In a classical determinate prediction, observers and sources are completely interchangeable and all things happen with fundamentally knowable, albeit sometimes very complex and chaotic, causes. Although the chaos of classical noise does limit even what a classical observer can know, in a determinate classical universe, everything happens because of a knowable cause and even noise is ultimately knowable. Gravity action is largely classical and so how we perceive the world is also largely classical and so it is quite natural to suppose that is the way the universe must be as well. However, quantum logic tells us otherwise...

An electron always exists in a superposition of up and down spin states in an orbit around a nucleus as shown is an example of the duality of classical and quantum predictions. Classically, the electron has a knowable path as an orbit around a nucleus, but the quantum path of the electron has both wave and particle properties. The quantum electron exists in symmetric sphere around the nucleus in an S orbit is a superposition spin state, but the spin state exists in one side of a charge plane in a P orbit as up and the other side as down. 


Excitation of the electron into each successive orbit reduces the classical electron velocity by a factor of two and therefore its kinetic energy by four until eventual ionization. The complementary capture of an electron into the S ground state occurred with the emission of a photon and that photon phase entangles the spin phase of the electron. Since the universe is actually not classical, quantum observers and sources are not interchangeable for quantum probabilistic predictions.

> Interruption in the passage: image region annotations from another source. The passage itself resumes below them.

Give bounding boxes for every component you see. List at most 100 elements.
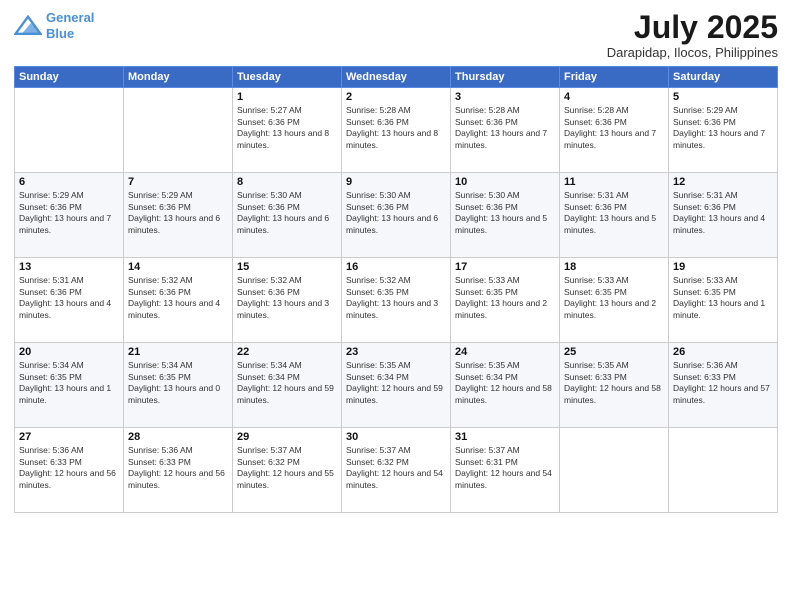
cell-info: Sunrise: 5:34 AM Sunset: 6:35 PM Dayligh… bbox=[19, 360, 119, 406]
calendar-cell: 28 Sunrise: 5:36 AM Sunset: 6:33 PM Dayli… bbox=[124, 428, 233, 513]
cell-day-number: 29 bbox=[237, 431, 337, 443]
cell-day-number: 15 bbox=[237, 261, 337, 273]
logo: General Blue bbox=[14, 10, 94, 41]
weekday-header-tuesday: Tuesday bbox=[233, 67, 342, 88]
header: General Blue July 2025 Darapidap, Ilocos… bbox=[14, 10, 778, 60]
calendar-week-2: 6 Sunrise: 5:29 AM Sunset: 6:36 PM Daylig… bbox=[15, 173, 778, 258]
calendar-cell: 6 Sunrise: 5:29 AM Sunset: 6:36 PM Daylig… bbox=[15, 173, 124, 258]
calendar-cell: 7 Sunrise: 5:29 AM Sunset: 6:36 PM Daylig… bbox=[124, 173, 233, 258]
cell-day-number: 14 bbox=[128, 261, 228, 273]
cell-info: Sunrise: 5:31 AM Sunset: 6:36 PM Dayligh… bbox=[564, 190, 664, 236]
calendar-cell: 29 Sunrise: 5:37 AM Sunset: 6:32 PM Dayli… bbox=[233, 428, 342, 513]
calendar-cell: 5 Sunrise: 5:29 AM Sunset: 6:36 PM Daylig… bbox=[669, 88, 778, 173]
weekday-header-sunday: Sunday bbox=[15, 67, 124, 88]
cell-info: Sunrise: 5:34 AM Sunset: 6:34 PM Dayligh… bbox=[237, 360, 337, 406]
cell-info: Sunrise: 5:37 AM Sunset: 6:32 PM Dayligh… bbox=[237, 445, 337, 491]
calendar-cell: 19 Sunrise: 5:33 AM Sunset: 6:35 PM Dayli… bbox=[669, 258, 778, 343]
calendar-week-1: 1 Sunrise: 5:27 AM Sunset: 6:36 PM Daylig… bbox=[15, 88, 778, 173]
page: General Blue July 2025 Darapidap, Ilocos… bbox=[0, 0, 792, 612]
cell-info: Sunrise: 5:29 AM Sunset: 6:36 PM Dayligh… bbox=[19, 190, 119, 236]
calendar-cell: 22 Sunrise: 5:34 AM Sunset: 6:34 PM Dayli… bbox=[233, 343, 342, 428]
cell-info: Sunrise: 5:31 AM Sunset: 6:36 PM Dayligh… bbox=[673, 190, 773, 236]
calendar-cell: 23 Sunrise: 5:35 AM Sunset: 6:34 PM Dayli… bbox=[342, 343, 451, 428]
calendar-cell bbox=[15, 88, 124, 173]
cell-info: Sunrise: 5:30 AM Sunset: 6:36 PM Dayligh… bbox=[237, 190, 337, 236]
cell-info: Sunrise: 5:37 AM Sunset: 6:32 PM Dayligh… bbox=[346, 445, 446, 491]
cell-day-number: 7 bbox=[128, 176, 228, 188]
cell-day-number: 20 bbox=[19, 346, 119, 358]
cell-info: Sunrise: 5:30 AM Sunset: 6:36 PM Dayligh… bbox=[455, 190, 555, 236]
cell-day-number: 30 bbox=[346, 431, 446, 443]
cell-info: Sunrise: 5:28 AM Sunset: 6:36 PM Dayligh… bbox=[564, 105, 664, 151]
weekday-header-monday: Monday bbox=[124, 67, 233, 88]
cell-day-number: 31 bbox=[455, 431, 555, 443]
cell-day-number: 5 bbox=[673, 91, 773, 103]
cell-day-number: 18 bbox=[564, 261, 664, 273]
calendar-cell: 16Sunrise: 5:32 AM Sunset: 6:35 PM Dayli… bbox=[342, 258, 451, 343]
cell-day-number: 23 bbox=[346, 346, 446, 358]
cell-info: Sunrise: 5:35 AM Sunset: 6:34 PM Dayligh… bbox=[346, 360, 446, 406]
cell-info: Sunrise: 5:29 AM Sunset: 6:36 PM Dayligh… bbox=[128, 190, 228, 236]
cell-day-number: 11 bbox=[564, 176, 664, 188]
cell-day-number: 10 bbox=[455, 176, 555, 188]
cell-info: Sunrise: 5:32 AM Sunset: 6:36 PM Dayligh… bbox=[128, 275, 228, 321]
weekday-header-wednesday: Wednesday bbox=[342, 67, 451, 88]
cell-info: Sunrise: 5:28 AM Sunset: 6:36 PM Dayligh… bbox=[455, 105, 555, 151]
calendar-week-5: 27Sunrise: 5:36 AM Sunset: 6:33 PM Dayli… bbox=[15, 428, 778, 513]
weekday-header-friday: Friday bbox=[560, 67, 669, 88]
cell-day-number: 8 bbox=[237, 176, 337, 188]
calendar-week-4: 20 Sunrise: 5:34 AM Sunset: 6:35 PM Dayli… bbox=[15, 343, 778, 428]
calendar-cell: 12Sunrise: 5:31 AM Sunset: 6:36 PM Dayli… bbox=[669, 173, 778, 258]
cell-info: Sunrise: 5:31 AM Sunset: 6:36 PM Dayligh… bbox=[19, 275, 119, 321]
weekday-header-saturday: Saturday bbox=[669, 67, 778, 88]
cell-day-number: 9 bbox=[346, 176, 446, 188]
cell-info: Sunrise: 5:32 AM Sunset: 6:36 PM Dayligh… bbox=[237, 275, 337, 321]
cell-day-number: 4 bbox=[564, 91, 664, 103]
cell-day-number: 2 bbox=[346, 91, 446, 103]
cell-day-number: 13 bbox=[19, 261, 119, 273]
calendar-table: SundayMondayTuesdayWednesdayThursdayFrid… bbox=[14, 66, 778, 513]
calendar-cell bbox=[669, 428, 778, 513]
cell-day-number: 6 bbox=[19, 176, 119, 188]
logo-line1: General bbox=[46, 10, 94, 25]
cell-day-number: 28 bbox=[128, 431, 228, 443]
calendar-week-3: 13 Sunrise: 5:31 AM Sunset: 6:36 PM Dayli… bbox=[15, 258, 778, 343]
calendar-cell: 9 Sunrise: 5:30 AM Sunset: 6:36 PM Daylig… bbox=[342, 173, 451, 258]
cell-day-number: 25 bbox=[564, 346, 664, 358]
cell-day-number: 19 bbox=[673, 261, 773, 273]
calendar-cell: 8 Sunrise: 5:30 AM Sunset: 6:36 PM Daylig… bbox=[233, 173, 342, 258]
cell-day-number: 21 bbox=[128, 346, 228, 358]
cell-day-number: 1 bbox=[237, 91, 337, 103]
cell-day-number: 22 bbox=[237, 346, 337, 358]
cell-info: Sunrise: 5:30 AM Sunset: 6:36 PM Dayligh… bbox=[346, 190, 446, 236]
calendar-cell: 4 Sunrise: 5:28 AM Sunset: 6:36 PM Daylig… bbox=[560, 88, 669, 173]
cell-info: Sunrise: 5:37 AM Sunset: 6:31 PM Dayligh… bbox=[455, 445, 555, 491]
cell-info: Sunrise: 5:36 AM Sunset: 6:33 PM Dayligh… bbox=[128, 445, 228, 491]
calendar-cell bbox=[124, 88, 233, 173]
cell-info: Sunrise: 5:35 AM Sunset: 6:33 PM Dayligh… bbox=[564, 360, 664, 406]
calendar-cell: 30 Sunrise: 5:37 AM Sunset: 6:32 PM Dayli… bbox=[342, 428, 451, 513]
cell-info: Sunrise: 5:29 AM Sunset: 6:36 PM Dayligh… bbox=[673, 105, 773, 151]
cell-info: Sunrise: 5:33 AM Sunset: 6:35 PM Dayligh… bbox=[673, 275, 773, 321]
calendar-cell bbox=[560, 428, 669, 513]
cell-info: Sunrise: 5:36 AM Sunset: 6:33 PM Dayligh… bbox=[19, 445, 119, 491]
cell-day-number: 26 bbox=[673, 346, 773, 358]
cell-info: Sunrise: 5:27 AM Sunset: 6:36 PM Dayligh… bbox=[237, 105, 337, 151]
cell-day-number: 24 bbox=[455, 346, 555, 358]
calendar-subtitle: Darapidap, Ilocos, Philippines bbox=[607, 45, 778, 60]
logo-text: General Blue bbox=[46, 10, 94, 41]
weekday-header-row: SundayMondayTuesdayWednesdayThursdayFrid… bbox=[15, 67, 778, 88]
weekday-header-thursday: Thursday bbox=[451, 67, 560, 88]
calendar-cell: 11 Sunrise: 5:31 AM Sunset: 6:36 PM Dayli… bbox=[560, 173, 669, 258]
cell-info: Sunrise: 5:34 AM Sunset: 6:35 PM Dayligh… bbox=[128, 360, 228, 406]
logo-line2: Blue bbox=[46, 26, 74, 41]
title-block: July 2025 Darapidap, Ilocos, Philippines bbox=[607, 10, 778, 60]
cell-info: Sunrise: 5:35 AM Sunset: 6:34 PM Dayligh… bbox=[455, 360, 555, 406]
cell-info: Sunrise: 5:33 AM Sunset: 6:35 PM Dayligh… bbox=[564, 275, 664, 321]
cell-day-number: 16 bbox=[346, 261, 446, 273]
calendar-cell: 24 Sunrise: 5:35 AM Sunset: 6:34 PM Dayli… bbox=[451, 343, 560, 428]
calendar-cell: 1 Sunrise: 5:27 AM Sunset: 6:36 PM Daylig… bbox=[233, 88, 342, 173]
calendar-title: July 2025 bbox=[607, 10, 778, 45]
calendar-cell: 18 Sunrise: 5:33 AM Sunset: 6:35 PM Dayli… bbox=[560, 258, 669, 343]
calendar-cell: 21 Sunrise: 5:34 AM Sunset: 6:35 PM Dayli… bbox=[124, 343, 233, 428]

In other words, a quantum observer of an electron path or spin cannot predict a precise but only a likely quantum future for that spin. Quantum observer and source are inextricably entangled in the surreal quantum world. Although the chaos of classical noise also limits what a quantum observer can know about a source, in addition, there is quantum phase noise. Unlike the chaos of classical noise, quantum phase noise entangles an observer with a source in ways that the observer cannot ever know. Fundamentally this means that there are quantum effects for an action that do not have knowable causes.

Things happen in the universe because of the actions of both classical gravity biphotons and quantum charge photons. Since gravity biphotons and charge photons are very different magnitudes of force, mainstream science treats them as two very different forces and this also means that there are two very different kinds of observers; one for classical gravity and another for quantum charge. Without a unified photon exchange force that explains both gravity and charge, a classical observer will not see a source the same way as a quantum observer sees the same source.